Kinda yes kinda no. Religion was competitor against power ... but klerofascism was a thing. The pope was kinda neutral. And then you have places like Slovakia where catholic church priests were not just facilitating holocaust, but literally leading it. Religion was fairly frequently anti-semitic itself.

  • tuetuopay 4 days ago

    The thing is, while I agree we are closer to the 1933 definition of what a concentration camp is, it's not 1933 anymore as 1945 happened since. The meaning of words change and are tarnished by history, as is the meaning of symbols. The swatiska was a peace symbol before the 3rd reich, and pepe was just a frog 10 years ago.

    > Trumps rhetoric against Somalis in particular has strong echoes

    From what I just read about (just discovered this whole ordeal originates from a special status Somalis enjoyed in the US), I don't find anything wrong with what was said at the beginning. That's government policy at work. Indeed, the situation worsened ending with Trump openly talking about revenge against the Somalis, which is just nuts. Unless I missed more details, it's not an actual parallel as the Jews were scapegoats for the whole economic ruin of Germany after WWI (ruin caused by France and others).

    > Religion was fairly frequently anti-semitic itself.

    About religion, we need to look at the big picture of Europe, and realize that anti-semitism and eugenism was trendy among intellectuals of the time and basically the hot thing for think tanks. The tracking of Jews, handicapped, etc was only possible because people were kinda enclined to follow it. And more horribly so, parts of the catholic church.

    This is why I wrote a religion, not religion. They were helped by the rules of Judaism that makes the religion and race the same set of people.

    At any rate, I do have a better picture now of what is happening and what is colloquially called "concentration camps" by Americans in this context, thanks!

    • fragmede 4 days ago

      > it's not an actual parallel as the Jews were scapegoats for the whole economic ruin of Germany after WWI (ruin caused by France and others).

      In case you missed the rhetoric, illegal immigrants as a whole are being blamed for economic ruin.

    • watwut 4 days ago

      The meaning of "concentration camp" did not changed. European historians and writers use them exactly like I did. So does wikipedia. In particular, European historians writing about WWII can not possibly limit the meaning of that word to extermination camp only, because concentration camps as such played pretty important role the whole time. https://en.wikipedia.org/wiki/Nazi_concentration_camps

      Immigrants including Somali are blamed for economic situation, lack of housing, meat price. And just like Jews back then, they are accused of being the source of criminality, rape, child abuse. And as before, by actually criminal government (Literally Trump accused people attacked by ICE of that raping kids. Go figure.) I genuinely believe it is OK to not closely follow what Trump, Vance and Miller write and say. But, if you don't, maybe you should not make confident assumptions about their rhetoric.

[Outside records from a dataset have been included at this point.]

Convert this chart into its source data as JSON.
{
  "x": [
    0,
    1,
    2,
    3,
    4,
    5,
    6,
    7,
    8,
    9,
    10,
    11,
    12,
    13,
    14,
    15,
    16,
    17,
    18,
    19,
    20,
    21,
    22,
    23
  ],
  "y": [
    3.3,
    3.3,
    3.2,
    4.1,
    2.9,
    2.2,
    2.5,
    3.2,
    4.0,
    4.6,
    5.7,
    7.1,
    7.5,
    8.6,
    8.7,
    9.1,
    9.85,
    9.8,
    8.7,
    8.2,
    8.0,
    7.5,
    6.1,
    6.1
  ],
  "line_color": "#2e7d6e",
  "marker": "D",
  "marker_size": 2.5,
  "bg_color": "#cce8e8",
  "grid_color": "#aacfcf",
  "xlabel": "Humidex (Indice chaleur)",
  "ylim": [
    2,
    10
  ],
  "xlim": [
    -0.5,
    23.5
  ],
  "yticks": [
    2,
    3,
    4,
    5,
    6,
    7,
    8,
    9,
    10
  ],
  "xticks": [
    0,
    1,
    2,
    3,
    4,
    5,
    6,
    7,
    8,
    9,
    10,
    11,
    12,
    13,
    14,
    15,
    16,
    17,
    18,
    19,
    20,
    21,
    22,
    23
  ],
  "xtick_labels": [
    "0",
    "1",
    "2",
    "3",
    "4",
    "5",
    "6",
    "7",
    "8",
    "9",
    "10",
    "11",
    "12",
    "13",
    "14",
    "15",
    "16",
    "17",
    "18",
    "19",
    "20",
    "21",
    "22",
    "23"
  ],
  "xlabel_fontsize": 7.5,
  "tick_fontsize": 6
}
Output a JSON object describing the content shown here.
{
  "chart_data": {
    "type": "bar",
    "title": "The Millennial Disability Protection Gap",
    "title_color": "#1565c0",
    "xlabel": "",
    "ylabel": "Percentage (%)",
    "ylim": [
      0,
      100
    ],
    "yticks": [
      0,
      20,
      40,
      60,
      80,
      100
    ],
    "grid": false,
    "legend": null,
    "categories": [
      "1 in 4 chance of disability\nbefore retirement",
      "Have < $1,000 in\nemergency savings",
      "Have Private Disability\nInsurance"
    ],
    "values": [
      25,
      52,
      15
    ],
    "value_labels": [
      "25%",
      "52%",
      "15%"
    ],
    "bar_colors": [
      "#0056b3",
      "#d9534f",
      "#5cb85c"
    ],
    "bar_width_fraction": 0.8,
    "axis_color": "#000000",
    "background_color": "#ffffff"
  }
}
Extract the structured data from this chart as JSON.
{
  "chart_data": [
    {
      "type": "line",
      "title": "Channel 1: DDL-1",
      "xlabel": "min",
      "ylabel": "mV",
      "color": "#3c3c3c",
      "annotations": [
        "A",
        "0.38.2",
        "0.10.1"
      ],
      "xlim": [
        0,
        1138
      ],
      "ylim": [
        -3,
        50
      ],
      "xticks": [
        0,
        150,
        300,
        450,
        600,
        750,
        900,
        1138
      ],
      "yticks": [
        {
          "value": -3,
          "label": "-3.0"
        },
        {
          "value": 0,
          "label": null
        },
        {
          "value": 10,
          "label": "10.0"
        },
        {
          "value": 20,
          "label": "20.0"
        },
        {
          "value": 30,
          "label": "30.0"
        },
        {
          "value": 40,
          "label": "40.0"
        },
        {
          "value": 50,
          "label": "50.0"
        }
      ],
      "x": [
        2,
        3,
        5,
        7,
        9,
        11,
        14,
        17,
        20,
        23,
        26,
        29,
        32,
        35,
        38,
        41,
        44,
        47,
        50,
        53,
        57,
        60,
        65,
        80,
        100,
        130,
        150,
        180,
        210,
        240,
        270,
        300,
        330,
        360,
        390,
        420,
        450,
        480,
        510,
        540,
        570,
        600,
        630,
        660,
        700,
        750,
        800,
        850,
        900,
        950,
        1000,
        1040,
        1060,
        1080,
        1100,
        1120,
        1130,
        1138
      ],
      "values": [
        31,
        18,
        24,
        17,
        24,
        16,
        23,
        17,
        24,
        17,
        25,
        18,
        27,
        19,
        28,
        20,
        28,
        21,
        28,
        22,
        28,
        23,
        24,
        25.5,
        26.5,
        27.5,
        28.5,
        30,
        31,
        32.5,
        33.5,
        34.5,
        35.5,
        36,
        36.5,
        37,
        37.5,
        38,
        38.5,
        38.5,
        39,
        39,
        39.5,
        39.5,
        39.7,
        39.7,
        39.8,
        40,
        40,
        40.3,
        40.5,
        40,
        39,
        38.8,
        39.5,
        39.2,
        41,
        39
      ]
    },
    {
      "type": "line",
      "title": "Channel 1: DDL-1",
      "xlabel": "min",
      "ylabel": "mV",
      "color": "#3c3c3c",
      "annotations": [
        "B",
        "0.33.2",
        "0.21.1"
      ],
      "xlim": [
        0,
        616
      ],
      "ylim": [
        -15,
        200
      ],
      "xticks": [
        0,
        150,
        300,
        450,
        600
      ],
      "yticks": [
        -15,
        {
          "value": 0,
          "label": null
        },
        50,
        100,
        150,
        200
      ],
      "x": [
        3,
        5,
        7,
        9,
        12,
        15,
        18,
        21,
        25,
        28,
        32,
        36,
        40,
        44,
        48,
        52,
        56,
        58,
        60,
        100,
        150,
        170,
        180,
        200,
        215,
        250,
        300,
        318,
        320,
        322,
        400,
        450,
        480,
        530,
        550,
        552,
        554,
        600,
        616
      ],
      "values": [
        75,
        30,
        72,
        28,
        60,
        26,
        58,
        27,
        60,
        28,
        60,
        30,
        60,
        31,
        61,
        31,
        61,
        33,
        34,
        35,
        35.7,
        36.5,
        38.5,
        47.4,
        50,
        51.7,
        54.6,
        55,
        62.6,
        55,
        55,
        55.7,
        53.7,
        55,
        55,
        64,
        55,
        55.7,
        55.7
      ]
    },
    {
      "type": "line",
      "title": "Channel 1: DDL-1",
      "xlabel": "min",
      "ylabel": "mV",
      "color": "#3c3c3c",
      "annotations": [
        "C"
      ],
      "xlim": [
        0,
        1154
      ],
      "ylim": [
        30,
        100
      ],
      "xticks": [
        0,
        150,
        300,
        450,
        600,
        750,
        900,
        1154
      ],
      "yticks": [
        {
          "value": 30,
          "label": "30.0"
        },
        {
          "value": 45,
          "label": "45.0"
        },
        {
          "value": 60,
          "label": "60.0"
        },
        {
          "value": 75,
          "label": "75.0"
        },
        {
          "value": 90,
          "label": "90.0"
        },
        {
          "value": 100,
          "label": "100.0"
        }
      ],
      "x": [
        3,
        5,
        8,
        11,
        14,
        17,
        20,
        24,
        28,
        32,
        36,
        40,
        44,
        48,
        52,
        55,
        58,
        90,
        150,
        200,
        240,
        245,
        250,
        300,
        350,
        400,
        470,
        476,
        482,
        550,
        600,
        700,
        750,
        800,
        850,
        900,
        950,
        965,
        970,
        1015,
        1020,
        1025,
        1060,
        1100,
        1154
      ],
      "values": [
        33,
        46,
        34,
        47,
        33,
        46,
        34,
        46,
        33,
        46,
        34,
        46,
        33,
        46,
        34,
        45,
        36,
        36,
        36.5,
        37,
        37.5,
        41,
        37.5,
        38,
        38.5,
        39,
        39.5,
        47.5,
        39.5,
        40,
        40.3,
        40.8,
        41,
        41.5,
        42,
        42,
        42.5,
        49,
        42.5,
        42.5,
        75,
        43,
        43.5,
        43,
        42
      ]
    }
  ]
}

      > ruin caused by France and others

      Common here. You are switching one scapegoat for another.

      > This is why I wrote a religion, not religion. They were helped by the rules of Judaism that makes the religion and race the same set of people.

      The racial component of nazi ideology came from Germans themselves, they perceived it as science. They thought they are being scientific men. In fact, quite a few atheistic Jews were shocked to find they are the hated Jews themselves. German jews were frequently atheistic, integrated, married Germans a lot and considered themselves Germans. Race theory was not inspired by Judaism and was not helped by Judaism. You are kind of blaming the victim here.

      > At any rate, I do have a better picture now of what is happening and what is colloquially called "concentration camps" by Americans in this context, thanks!

      European historians, writers, politicians, journalists use concentration camp like I did. YOU did confused it with extermination camp. It was you who simply did not knew the term is not limited to the single digit number of nazi extermination camp, that nazi had many more concentration camps and that the term was routinely used for non german concentration camps too.